Gigacycle Garage machined the steering stem and triple clamps that allowed Biltwell to bolt on a fork from a 2005 Honda CRF250R. A dirt-bike handlebar, grips, and levers were also added. The engine is unchanged except for the valve covers, which were sourced from a Buell. They use one-way PCV valves that vent gases and oil to a catch can.
There are redundant coils, batteries, and multiple filters. The shift lever was reversed, GP style, and tucked closer to the engine case. The rear brake uses a four-piston Tokico caliper with a custom carrier also made by Gigacycle. The shocks are Elka units, and that hilariously large 65-tooth sprocket gives the Harley enough bottom end to get moving in sand. The Rekluse clutch was another Baja-specific change, says Galan. “We wanted the riders to be able to come to a stop without having to go to neutral, without stalling the bike.”

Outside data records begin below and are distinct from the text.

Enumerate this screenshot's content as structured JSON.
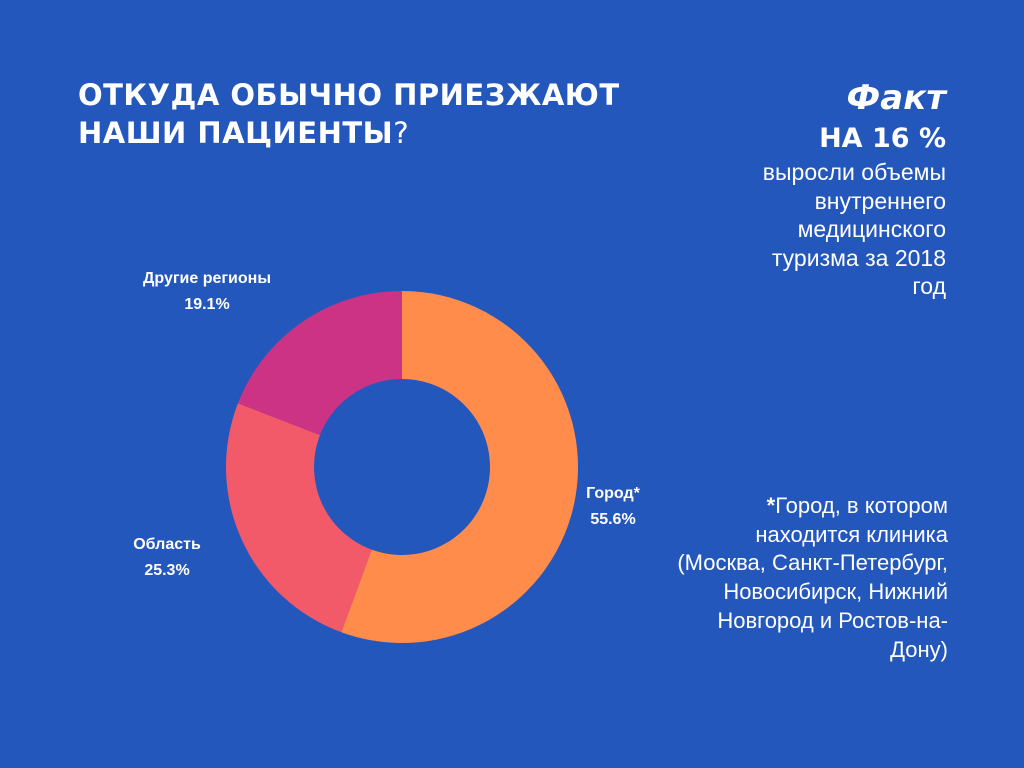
{
  "title": {
    "text": "ОТКУДА ОБЫЧНО ПРИЕЗЖАЮТ НАШИ ПАЦИЕНТЫ",
    "question_mark": "?"
  },
  "fact": {
    "heading": "Факт",
    "value": "НА 16 %",
    "text": "выросли объемы внутреннего медицинского туризма за 2018 год"
  },
  "footnote": {
    "marker": "*",
    "text": "Город, в котором находится клиника (Москва, Санкт-Петербург, Новосибирск, Нижний Новгород и Ростов-на-Дону)"
  },
  "chart_data": {
    "type": "pie",
    "variant": "donut",
    "slices": [
      {
        "label": "Город*",
        "value": 55.6,
        "display": "55.6%",
        "color": "#FF8C4B"
      },
      {
        "label": "Область",
        "value": 25.3,
        "display": "25.3%",
        "color": "#F25A6A"
      },
      {
        "label": "Другие регионы",
        "value": 19.1,
        "display": "19.1%",
        "color": "#CC3384"
      }
    ],
    "start_angle": "12 o'clock",
    "direction": "clockwise"
  }
}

The result is still a brute, at 525 pounds. “If you hit something, you don’t pull it back like with a dirt bike,” says Westergaard. “You just let it move over until you hit something else that hopefully moves you back.” That strategy seemed to work. On the first day, Westergaard crashed once, and Bryant dumped it in the silt, but most of their crashes during the week were low-speed tip-overs. In one instance, Bryant hit a rock on an uphill section. The motorcycle reared up before toppling over. At a pit stop, Brazilian racer Daniel Fink told us he heard the crash: “I figured you weren’t hurt because you shout like joy, ‘yeeee haaaaaw,’” he said over pineapple sodas in the shade of a tin-roofed shack. It was the only building for miles in any direction. “I was just so happy it didn’t land on me,” replied Bryant.

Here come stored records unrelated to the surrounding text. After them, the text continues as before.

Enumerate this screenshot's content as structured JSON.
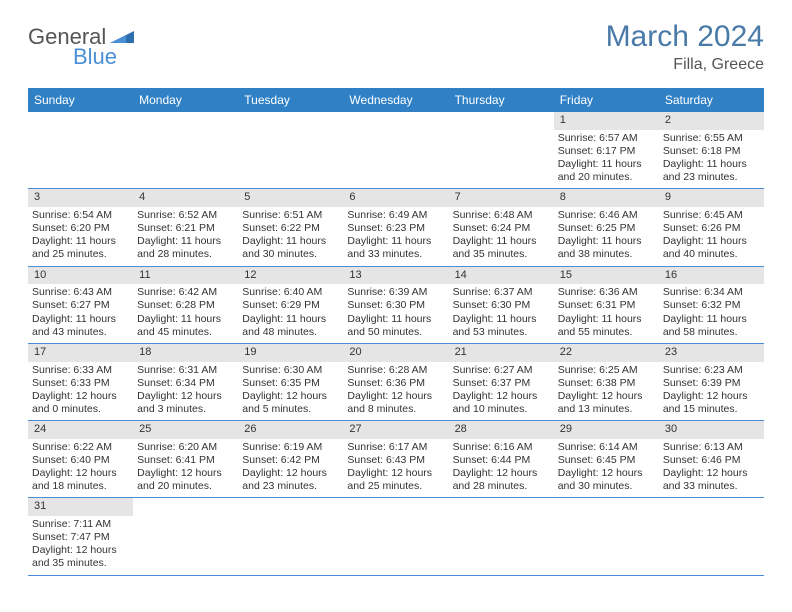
{
  "logo": {
    "text1": "General",
    "text2": "Blue"
  },
  "title": "March 2024",
  "subtitle": "Filla, Greece",
  "colors": {
    "header_bg": "#2f80c5",
    "header_fg": "#ffffff",
    "daynum_bg": "#e5e5e5",
    "border": "#4a8fd6",
    "title_color": "#4a7aa8"
  },
  "weekdays": [
    "Sunday",
    "Monday",
    "Tuesday",
    "Wednesday",
    "Thursday",
    "Friday",
    "Saturday"
  ],
  "weeks": [
    [
      {
        "n": "",
        "sr": "",
        "ss": "",
        "dl": ""
      },
      {
        "n": "",
        "sr": "",
        "ss": "",
        "dl": ""
      },
      {
        "n": "",
        "sr": "",
        "ss": "",
        "dl": ""
      },
      {
        "n": "",
        "sr": "",
        "ss": "",
        "dl": ""
      },
      {
        "n": "",
        "sr": "",
        "ss": "",
        "dl": ""
      },
      {
        "n": "1",
        "sr": "Sunrise: 6:57 AM",
        "ss": "Sunset: 6:17 PM",
        "dl": "Daylight: 11 hours and 20 minutes."
      },
      {
        "n": "2",
        "sr": "Sunrise: 6:55 AM",
        "ss": "Sunset: 6:18 PM",
        "dl": "Daylight: 11 hours and 23 minutes."
      }
    ],
    [
      {
        "n": "3",
        "sr": "Sunrise: 6:54 AM",
        "ss": "Sunset: 6:20 PM",
        "dl": "Daylight: 11 hours and 25 minutes."
      },
      {
        "n": "4",
        "sr": "Sunrise: 6:52 AM",
        "ss": "Sunset: 6:21 PM",
        "dl": "Daylight: 11 hours and 28 minutes."
      },
      {
        "n": "5",
        "sr": "Sunrise: 6:51 AM",
        "ss": "Sunset: 6:22 PM",
        "dl": "Daylight: 11 hours and 30 minutes."
      },
      {
        "n": "6",
        "sr": "Sunrise: 6:49 AM",
        "ss": "Sunset: 6:23 PM",
        "dl": "Daylight: 11 hours and 33 minutes."
      },
      {
        "n": "7",
        "sr": "Sunrise: 6:48 AM",
        "ss": "Sunset: 6:24 PM",
        "dl": "Daylight: 11 hours and 35 minutes."
      },
      {
        "n": "8",
        "sr": "Sunrise: 6:46 AM",
        "ss": "Sunset: 6:25 PM",
        "dl": "Daylight: 11 hours and 38 minutes."
      },
      {
        "n": "9",
        "sr": "Sunrise: 6:45 AM",
        "ss": "Sunset: 6:26 PM",
        "dl": "Daylight: 11 hours and 40 minutes."
      }
    ],
    [
      {
        "n": "10",
        "sr": "Sunrise: 6:43 AM",
        "ss": "Sunset: 6:27 PM",
        "dl": "Daylight: 11 hours and 43 minutes."
      },
      {
        "n": "11",
        "sr": "Sunrise: 6:42 AM",
        "ss": "Sunset: 6:28 PM",
        "dl": "Daylight: 11 hours and 45 minutes."
      },
      {
        "n": "12",
        "sr": "Sunrise: 6:40 AM",
        "ss": "Sunset: 6:29 PM",
        "dl": "Daylight: 11 hours and 48 minutes."
      },
      {
        "n": "13",
        "sr": "Sunrise: 6:39 AM",
        "ss": "Sunset: 6:30 PM",
        "dl": "Daylight: 11 hours and 50 minutes."
      },
      {
        "n": "14",
        "sr": "Sunrise: 6:37 AM",
        "ss": "Sunset: 6:30 PM",
        "dl": "Daylight: 11 hours and 53 minutes."
      },
      {
        "n": "15",
        "sr": "Sunrise: 6:36 AM",
        "ss": "Sunset: 6:31 PM",
        "dl": "Daylight: 11 hours and 55 minutes."
      },
      {
        "n": "16",
        "sr": "Sunrise: 6:34 AM",
        "ss": "Sunset: 6:32 PM",
        "dl": "Daylight: 11 hours and 58 minutes."
      }
    ],
    [
      {
        "n": "17",
        "sr": "Sunrise: 6:33 AM",
        "ss": "Sunset: 6:33 PM",
        "dl": "Daylight: 12 hours and 0 minutes."
      },
      {
        "n": "18",
        "sr": "Sunrise: 6:31 AM",
        "ss": "Sunset: 6:34 PM",
        "dl": "Daylight: 12 hours and 3 minutes."
      },
      {
        "n": "19",
        "sr": "Sunrise: 6:30 AM",
        "ss": "Sunset: 6:35 PM",
        "dl": "Daylight: 12 hours and 5 minutes."
      },
      {
        "n": "20",
        "sr": "Sunrise: 6:28 AM",
        "ss": "Sunset: 6:36 PM",
        "dl": "Daylight: 12 hours and 8 minutes."
      },
      {
        "n": "21",
        "sr": "Sunrise: 6:27 AM",
        "ss": "Sunset: 6:37 PM",
        "dl": "Daylight: 12 hours and 10 minutes."
      },
      {
        "n": "22",
        "sr": "Sunrise: 6:25 AM",
        "ss": "Sunset: 6:38 PM",
        "dl": "Daylight: 12 hours and 13 minutes."
      },
      {
        "n": "23",
        "sr": "Sunrise: 6:23 AM",
        "ss": "Sunset: 6:39 PM",
        "dl": "Daylight: 12 hours and 15 minutes."
      }
    ],
    [
      {
        "n": "24",
        "sr": "Sunrise: 6:22 AM",
        "ss": "Sunset: 6:40 PM",
        "dl": "Daylight: 12 hours and 18 minutes."
      },
      {
        "n": "25",
        "sr": "Sunrise: 6:20 AM",
        "ss": "Sunset: 6:41 PM",
        "dl": "Daylight: 12 hours and 20 minutes."
      },
      {
        "n": "26",
        "sr": "Sunrise: 6:19 AM",
        "ss": "Sunset: 6:42 PM",
        "dl": "Daylight: 12 hours and 23 minutes."
      },
      {
        "n": "27",
        "sr": "Sunrise: 6:17 AM",
        "ss": "Sunset: 6:43 PM",
        "dl": "Daylight: 12 hours and 25 minutes."
      },
      {
        "n": "28",
        "sr": "Sunrise: 6:16 AM",
        "ss": "Sunset: 6:44 PM",
        "dl": "Daylight: 12 hours and 28 minutes."
      },
      {
        "n": "29",
        "sr": "Sunrise: 6:14 AM",
        "ss": "Sunset: 6:45 PM",
        "dl": "Daylight: 12 hours and 30 minutes."
      },
      {
        "n": "30",
        "sr": "Sunrise: 6:13 AM",
        "ss": "Sunset: 6:46 PM",
        "dl": "Daylight: 12 hours and 33 minutes."
      }
    ],
    [
      {
        "n": "31",
        "sr": "Sunrise: 7:11 AM",
        "ss": "Sunset: 7:47 PM",
        "dl": "Daylight: 12 hours and 35 minutes."
      },
      {
        "n": "",
        "sr": "",
        "ss": "",
        "dl": ""
      },
      {
        "n": "",
        "sr": "",
        "ss": "",
        "dl": ""
      },
      {
        "n": "",
        "sr": "",
        "ss": "",
        "dl": ""
      },
      {
        "n": "",
        "sr": "",
        "ss": "",
        "dl": ""
      },
      {
        "n": "",
        "sr": "",
        "ss": "",
        "dl": ""
      },
      {
        "n": "",
        "sr": "",
        "ss": "",
        "dl": ""
      }
    ]
  ]
}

At the time, BMX hero Chris Moeller was on the bike, and he had been taking a while. The team started to wonder if he was going to want to swap out or finish the whole 198-mile stage on his own. “His nickname is ‘Mad Dog,’ so we probably aren’t getting him off that bike unless we drag him off,” said Deutsch, leaving nothing to do but eat tacos.
Chasing a desert race is a lot of sitting around waiting for your rider to come into radio contact, pretending you aren’t stealing anxious glances at the GPS tracker, which is maddeningly slow to update when you’re 50 miles from nowhere. The waiting gives you plenty of time to make friends with the locals, accomplished in a mix of broken Spanish and English, with the goal of learning the familial relationship of the bat-eared Chihuahuas milling around our feet. “Esposa,” declared the owner of the shack-restaurant. Oh! They’re married.
When Moeller came in, he was laughing. The stage had been straight and fast. Not every day was that easy. The Baja landscape twists and morphs from mile to mile. A graded farm road becomes a rutted obstacle course. Small flowering sages, easily ridden through, become immovable cardon cactuses—Pachycereus pringlei—contact with which would be like hitting a barbed skyscraper. Water crossings can be shallow and swampy or deep enough to cover the tank. Despite silt and swamps, the Frijole made it to the end, and out of 40 competitors, the Harley was one of 32 to complete all 1,000 miles, finishing 27th.
The secret is in the prep, the team agreed. Not just of the bike, although Galan worked late every night changing fluids and checking fasteners, but in the people as well. “We act like a bunch of dummies, but we really did train and test ourselves and the bike before rolling up to the start,” Bryant told me. That’s the approach that keeps bikes and riders in one piece, no matter what the landscape.